Sometimes it seemed to Willis that he had been born with an instinctive faculty for recognizing and respecting the motives of other people. When Bill Harcourt invited him to call on the Hodges family in Cambridge that Sunday afternoon, Willis knew very well that Bill would not have asked one of his closer friends to share in this ordeal, but it pleased him that Bill had asked him, because it indicated that Bill thought him adequate.

In fact Bill was disarmingly grateful when they walked along the wintry sidewalks of Brattle Street. There was something about Cambridge people, especially professors, Bill said—and this girl's father was a professor—that made him nervous. He had taken a course in geology under this Professor Hodges. It had been highly recommended as impossible to fail in and had consisted of a series of lectures supplemented by several trips to nearby places in the country to look at rocks. Old Man Hodges had given him a “C,” and the professor even had a sort of a sense of humor.
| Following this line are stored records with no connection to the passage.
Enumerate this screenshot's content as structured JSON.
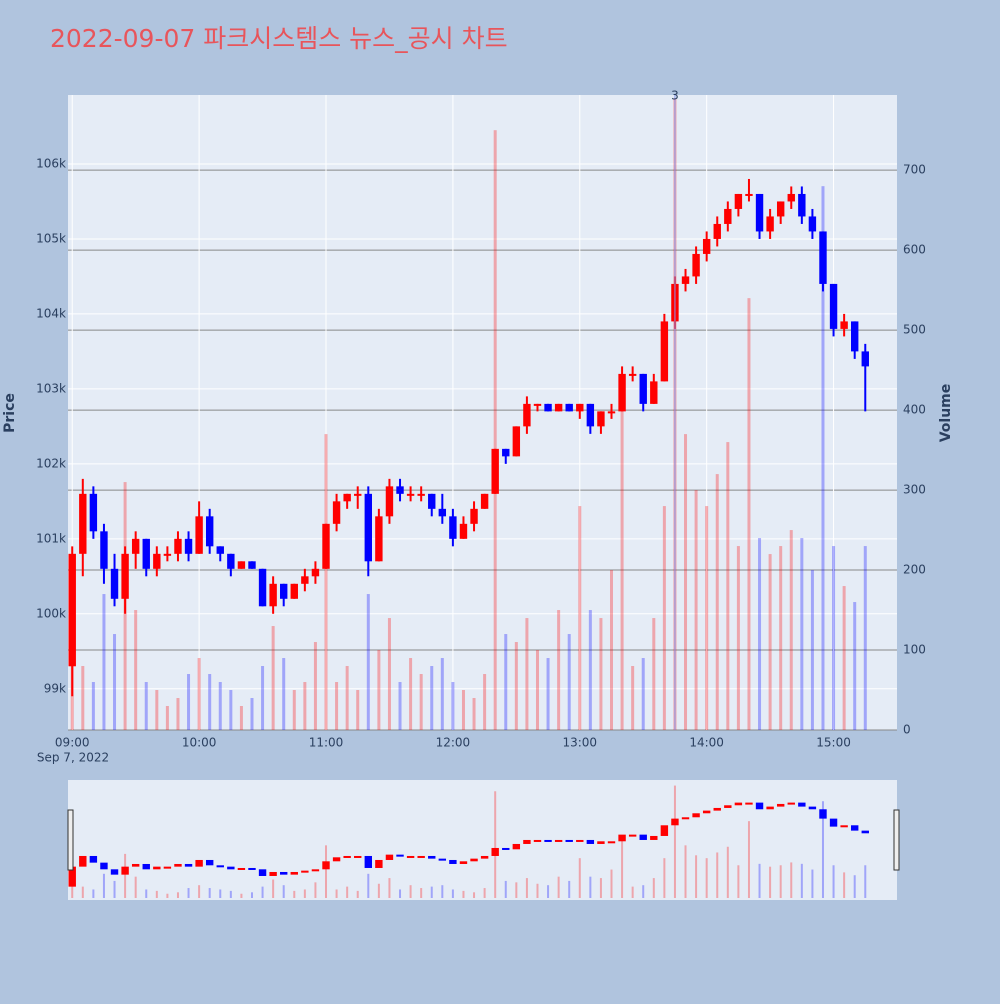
{
  "chart_data": {
    "type": "candlestick",
    "title": "2022-09-07 파크시스템스 뉴스_공시 차트",
    "x": [
      "09:00",
      "09:05",
      "09:10",
      "09:15",
      "09:20",
      "09:25",
      "09:30",
      "09:35",
      "09:40",
      "09:45",
      "09:50",
      "09:55",
      "10:00",
      "10:05",
      "10:10",
      "10:15",
      "10:20",
      "10:25",
      "10:30",
      "10:35",
      "10:40",
      "10:45",
      "10:50",
      "10:55",
      "11:00",
      "11:05",
      "11:10",
      "11:15",
      "11:20",
      "11:25",
      "11:30",
      "11:35",
      "11:40",
      "11:45",
      "11:50",
      "11:55",
      "12:00",
      "12:05",
      "12:10",
      "12:15",
      "12:20",
      "12:25",
      "12:30",
      "12:35",
      "12:40",
      "12:45",
      "12:50",
      "12:55",
      "13:00",
      "13:05",
      "13:10",
      "13:15",
      "13:20",
      "13:25",
      "13:30",
      "13:35",
      "13:40",
      "13:45",
      "13:50",
      "13:55",
      "14:00",
      "14:05",
      "14:10",
      "14:15",
      "14:20",
      "14:25",
      "14:30",
      "14:35",
      "14:40",
      "14:45",
      "14:50",
      "14:55",
      "15:00",
      "15:05",
      "15:10",
      "15:15"
    ],
    "open": [
      99300,
      100800,
      101600,
      101100,
      100600,
      100200,
      100800,
      101000,
      100600,
      100800,
      100800,
      101000,
      100800,
      101300,
      100900,
      100800,
      100600,
      100700,
      100600,
      100100,
      100400,
      100200,
      100400,
      100500,
      100600,
      101200,
      101500,
      101600,
      101600,
      100700,
      101300,
      101700,
      101600,
      101600,
      101600,
      101400,
      101300,
      101000,
      101200,
      101400,
      101600,
      102200,
      102100,
      102500,
      102800,
      102800,
      102700,
      102800,
      102700,
      102800,
      102500,
      102700,
      102700,
      103200,
      103200,
      102800,
      103100,
      103900,
      104400,
      104500,
      104800,
      105000,
      105200,
      105400,
      105600,
      105600,
      105100,
      105300,
      105500,
      105600,
      105300,
      105100,
      104400,
      103800,
      103900,
      103500
    ],
    "high": [
      100900,
      101800,
      101700,
      101200,
      100800,
      100900,
      101100,
      101000,
      100900,
      100900,
      101100,
      101100,
      101500,
      101400,
      100900,
      100800,
      100700,
      100700,
      100600,
      100500,
      100400,
      100400,
      100600,
      100700,
      101200,
      101600,
      101600,
      101700,
      101700,
      101400,
      101800,
      101800,
      101700,
      101700,
      101600,
      101600,
      101400,
      101300,
      101500,
      101600,
      102200,
      102200,
      102500,
      102900,
      102800,
      102800,
      102800,
      102800,
      102800,
      102800,
      102700,
      102800,
      103300,
      103300,
      103200,
      103200,
      104000,
      104500,
      104600,
      104900,
      105100,
      105300,
      105500,
      105600,
      105800,
      105600,
      105400,
      105500,
      105700,
      105700,
      105400,
      105100,
      104400,
      104000,
      103900,
      103600
    ],
    "low": [
      98900,
      100500,
      101000,
      100400,
      100100,
      100000,
      100600,
      100500,
      100500,
      100700,
      100700,
      100700,
      100800,
      100800,
      100700,
      100500,
      100600,
      100600,
      100100,
      100000,
      100100,
      100200,
      100300,
      100400,
      100600,
      101100,
      101400,
      101400,
      100500,
      100700,
      101200,
      101500,
      101500,
      101500,
      101300,
      101200,
      100900,
      101000,
      101100,
      101400,
      101600,
      102000,
      102100,
      102400,
      102700,
      102700,
      102700,
      102700,
      102600,
      102400,
      102400,
      102600,
      102700,
      103100,
      102700,
      102800,
      103100,
      103800,
      104300,
      104400,
      104700,
      104900,
      105100,
      105300,
      105500,
      105000,
      105000,
      105200,
      105400,
      105200,
      105000,
      104300,
      103700,
      103700,
      103400,
      102700
    ],
    "close": [
      100800,
      101600,
      101100,
      100600,
      100200,
      100800,
      101000,
      100600,
      100800,
      100800,
      101000,
      100800,
      101300,
      100900,
      100800,
      100600,
      100700,
      100600,
      100100,
      100400,
      100200,
      100400,
      100500,
      100600,
      101200,
      101500,
      101600,
      101600,
      100700,
      101300,
      101700,
      101600,
      101600,
      101600,
      101400,
      101300,
      101000,
      101200,
      101400,
      101600,
      102200,
      102100,
      102500,
      102800,
      102800,
      102700,
      102800,
      102700,
      102800,
      102500,
      102700,
      102700,
      103200,
      103200,
      102800,
      103100,
      103900,
      104400,
      104500,
      104800,
      105000,
      105200,
      105400,
      105600,
      105600,
      105100,
      105300,
      105500,
      105600,
      105300,
      105100,
      104400,
      103800,
      103900,
      103500,
      103300
    ],
    "volume": [
      160,
      80,
      60,
      170,
      120,
      310,
      150,
      60,
      50,
      30,
      40,
      70,
      90,
      70,
      60,
      50,
      30,
      40,
      80,
      130,
      90,
      50,
      60,
      110,
      370,
      60,
      80,
      50,
      170,
      100,
      140,
      60,
      90,
      70,
      80,
      90,
      60,
      50,
      40,
      70,
      750,
      120,
      110,
      140,
      100,
      90,
      150,
      120,
      280,
      150,
      140,
      200,
      420,
      80,
      90,
      140,
      280,
      790,
      370,
      300,
      280,
      320,
      360,
      230,
      540,
      240,
      220,
      230,
      250,
      240,
      200,
      680,
      230,
      180,
      160,
      230
    ],
    "increasing_color": "#ff0000",
    "decreasing_color": "#0000ff",
    "xlim": [
      "08:58",
      "15:30"
    ],
    "xticks": [
      "09:00",
      "10:00",
      "11:00",
      "12:00",
      "13:00",
      "14:00",
      "15:00"
    ],
    "xdate": "Sep 7, 2022",
    "ylim": [
      98450,
      106920
    ],
    "yticks": [
      {
        "value": 99000,
        "label": "99k"
      },
      {
        "value": 100000,
        "label": "100k"
      },
      {
        "value": 101000,
        "label": "101k"
      },
      {
        "value": 102000,
        "label": "102k"
      },
      {
        "value": 103000,
        "label": "103k"
      },
      {
        "value": 104000,
        "label": "104k"
      },
      {
        "value": 105000,
        "label": "105k"
      },
      {
        "value": 106000,
        "label": "106k"
      }
    ],
    "y2lim": [
      0,
      794
    ],
    "y2ticks": [
      0,
      100,
      200,
      300,
      400,
      500,
      600,
      700
    ],
    "ylabel": "Price",
    "y2label": "Volume",
    "annotations": [
      {
        "x": "13:45",
        "text": "3"
      }
    ]
  }
}
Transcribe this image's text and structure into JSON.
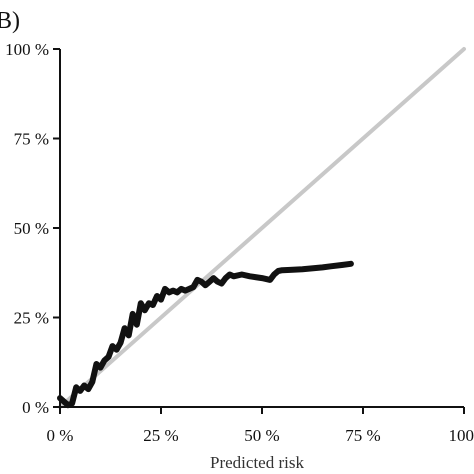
{
  "chart_data": {
    "type": "line",
    "panel_label": "B)",
    "xlabel": "Predicted risk",
    "ylabel": "",
    "xlim": [
      0,
      100
    ],
    "ylim": [
      0,
      100
    ],
    "x_ticks": [
      0,
      25,
      50,
      75,
      100
    ],
    "x_tick_labels": [
      "0 %",
      "25 %",
      "50 %",
      "75 %",
      "100"
    ],
    "y_ticks": [
      0,
      25,
      50,
      75,
      100
    ],
    "y_tick_labels": [
      "0 %",
      "25 %",
      "50 %",
      "75 %",
      "100 %"
    ],
    "grid": false,
    "series": [
      {
        "role": "reference",
        "color": "#c8c8c8",
        "x": [
          0,
          100
        ],
        "y": [
          0,
          100
        ]
      },
      {
        "role": "observed",
        "color": "#111111",
        "x": [
          0,
          1,
          2,
          3,
          4,
          5,
          6,
          7,
          8,
          9,
          10,
          11,
          12,
          13,
          14,
          15,
          16,
          17,
          18,
          19,
          20,
          21,
          22,
          23,
          24,
          25,
          26,
          27,
          28,
          29,
          30,
          31,
          32,
          33,
          34,
          35,
          36,
          37,
          38,
          39,
          40,
          41,
          42,
          43,
          45,
          47,
          50,
          52,
          53,
          54,
          55,
          57,
          60,
          62,
          65,
          67,
          70,
          72
        ],
        "y": [
          2.5,
          1.5,
          0.5,
          1,
          5.5,
          4.5,
          6,
          5,
          7,
          12,
          11,
          13,
          14,
          17,
          16,
          18,
          22,
          20,
          26,
          23,
          29,
          27,
          29,
          28.5,
          31,
          30,
          33,
          32,
          32.5,
          32,
          33,
          32.5,
          33,
          33.5,
          35.5,
          35,
          34,
          35,
          36,
          35,
          34.5,
          36,
          37,
          36.5,
          37,
          36.5,
          36,
          35.5,
          37,
          38,
          38.2,
          38.3,
          38.5,
          38.7,
          39,
          39.3,
          39.7,
          40
        ]
      }
    ]
  }
}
Nevertheless, in Bill's opinion professors and their families were hard to understand.

Without ever having been to the Hodgeses', Bill knew what it would be like. Mr. and Mrs. Hodges would be trying to have their daughters meet some nice young people, and he and Willis were elected. The other guests would be Radcliffe girls and graduate students that no one had ever heard of.

The Hodgeses lived in a beige-colored Victorian house that stood on a small lawn dotted with spindly bushes. It was cold inside because the hot-air furnace was giving trouble. There were a lot of young people in the large Victorian parlor and in the dining room behind it. As Mrs. Hodges said, the latchstring was always out on Sunday evening for the children's friends, and Cambridge, if it was nothing else, was a town of young people. The hall was full of overshoes and rubbers, and the umbrella stand and the chairs beside it were piled with overcoats. Mr. and Mrs. Hodges seemed ill at ease with the young people. They stood in front of the parlor fireplace with Sylvia's sister, Laura, a pale girl of about sixteen, who also looked uneasy.